Tuesday, September 22, 2009

From Berlin 54 to Providence 55

Wow! What a wonderful conference SALALM 54 was! My sincerest congratulations and gratitude to Past President Pamela Graham, to the Local Arrangements Committee chaired by Peter Altekrüger, to the Ibero-American Institute, and to the SALALM Secretariat for organizing a truly memorable event. What I appreciated the most from an overall solid and stimulating conference program was that it offered an excellent opportunity to engage the work and perspectives of colleagues and scholars from across the Atlantic.

Naturally, each participant experienced the conference according to his or her particular interests and time constraints, but I suspect that I would not be mistaken by claiming that most of us found the keynote address by Professor Ludwig Ellenberg, German Geographers in Latin America, to be one of the conference highlights. I am also sure that, for those of us who traveled to Berlin from the Americas, it was a pleasure and an enriching experience to count with the participation of numerous members of the Red Europea de Información y Documentación sobre América Latina (REDIAL). I am confident that the communication and the collaboration between the members of REDIAL and SALALM will increase thanks to relations established during the conference, including the signing of a formal collaboration agreement between both organizations.

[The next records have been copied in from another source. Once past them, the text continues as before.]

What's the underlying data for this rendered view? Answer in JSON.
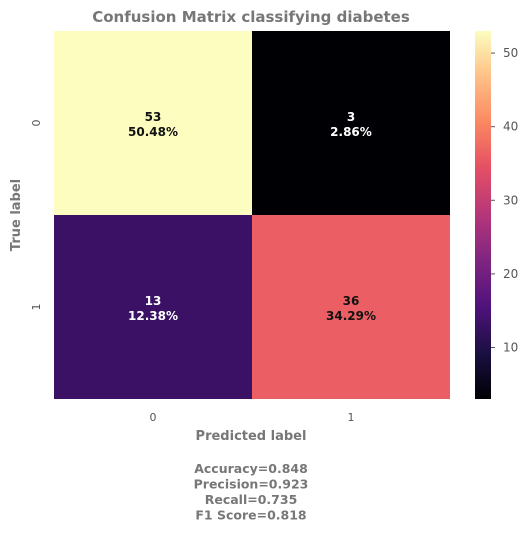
{
  "chart_data": {
    "type": "heatmap",
    "title": "Confusion Matrix classifying diabetes",
    "xlabel": "Predicted label",
    "ylabel": "True label",
    "x_categories": [
      "0",
      "1"
    ],
    "y_categories": [
      "0",
      "1"
    ],
    "values": [
      [
        53,
        3
      ],
      [
        13,
        36
      ]
    ],
    "cell_labels": [
      [
        {
          "count": "53",
          "percent": "50.48%"
        },
        {
          "count": "3",
          "percent": "2.86%"
        }
      ],
      [
        {
          "count": "13",
          "percent": "12.38%"
        },
        {
          "count": "36",
          "percent": "34.29%"
        }
      ]
    ],
    "colormap": "magma",
    "colorbar": {
      "range": [
        3,
        53
      ],
      "ticks": [
        "10",
        "20",
        "30",
        "40",
        "50"
      ],
      "tick_values": [
        10,
        20,
        30,
        40,
        50
      ]
    },
    "metrics": [
      "Accuracy=0.848",
      "Precision=0.923",
      "Recall=0.735",
      "F1 Score=0.818"
    ]
  }
}
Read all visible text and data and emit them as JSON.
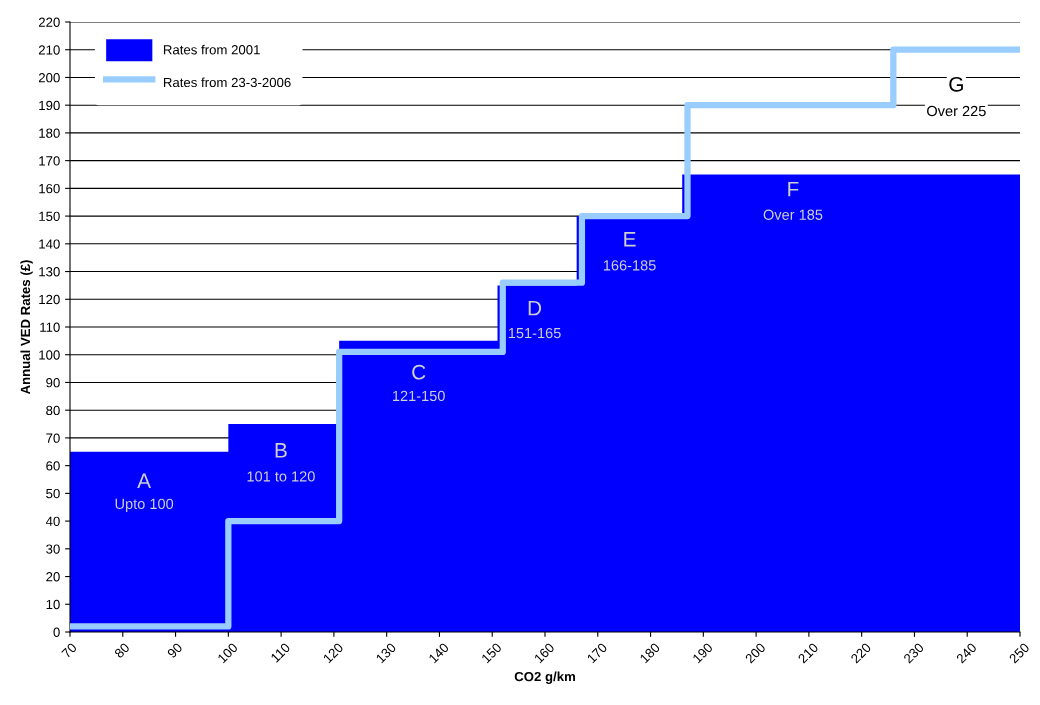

I shall not leave unmentioned the truly special social and cultural events to which we were lavishly treated, including the guided tours of the Ibero-American Institute and of the exhibition on Robert Lehmann-Nitsche and Argentina, the spectacular boat tour through Berlin, and the Libreros Reception at the Gemäldegalerie. Thank you!

I would also like to use this space to personally thank a small group of librarians and libreros, including S. Lief Adelson, Darlene Hull, Angela J. Kinney, Nerea Llamas, Holly Ackerman, and Linda Russo, for participating in a panel that I organized and moderated, titled Adaptation and Innovation: Libraries and Libreros on Collections, Technical Services and the Economic Crisis. All of them offered thoughtful reports and/or reflections on the impact that the recent economic crisis is having or is likely to have on their areas of work, and on how their libraries or businesses are adapting to rapidly changing circumstances. Even though their perspectives and personal views differed, sometimes markedly, I found it quite revealing that all of them suggested that innovative forms of cooperation are necessary, and that successful adaptation will require a collective effort.

From the moment that I started putting the panel together back in the spring, I had been nervously hoping that it would produce a discussion as lively and serious as the one generated last year at the New Orleans conference by David Blocks paper Where Are We?; Where We May Be Going; What Will We Do There (available at http://hdl.handle.net/1813/10827). I was pleased to see that the panel was very well attended and that it also provoked many thoughtful reactions and ideas from an engaged audience. I think that it served, not only as a continuation of the previous year’s discussion, but also as a way of preparing our mindsets for the SALALM 2010 conference.

In order to bring what I consider to be an essential conversation to the next level, next year we will have a departure, or a hiatus, from the usual practice of organizing the conference theme around an academic topic or discipline. Instead, the meeting will serve as a broad forum for examining, debating, and learning about practical and theoretical aspects related to new trends affecting academic and research libraries. These trends, most of us probably agree, will have systematic implications on the way in which Latin American research library collections are built and the manner in which research libraries provide access to the region’s documentation and creative expression production. The aim of the conference will then be to foster the development of ideas and strategies which could be adopted by SALALM, its members, and other important stakeholders in order to both adapt and shape outcomes.

SALALM LV, The Future of Latin American Library Collections and Research: Contributing and Adapting to New Trends in Research Libraries, will take place at the Providence Biltmore Hotel in downtown Providence, Rhode Island, near Brown University, on July 23-27, 2010.
I am very excited about taking on the responsibility of organizing a successful conference and consider myself fortunate to be collaborating with Patricia Figueroa, our colleague from Brown University and head of the Local Arrangements Committee. Patricia initiated preparations for the conference months ago and has already made available a conference website at http://dl.lib.brown.edu/salalm/. Even though it is still a little early, please review it and start familiarizing with the conference theme and other important details.

We will be sending much more information about SALALM 55 soon. I promise!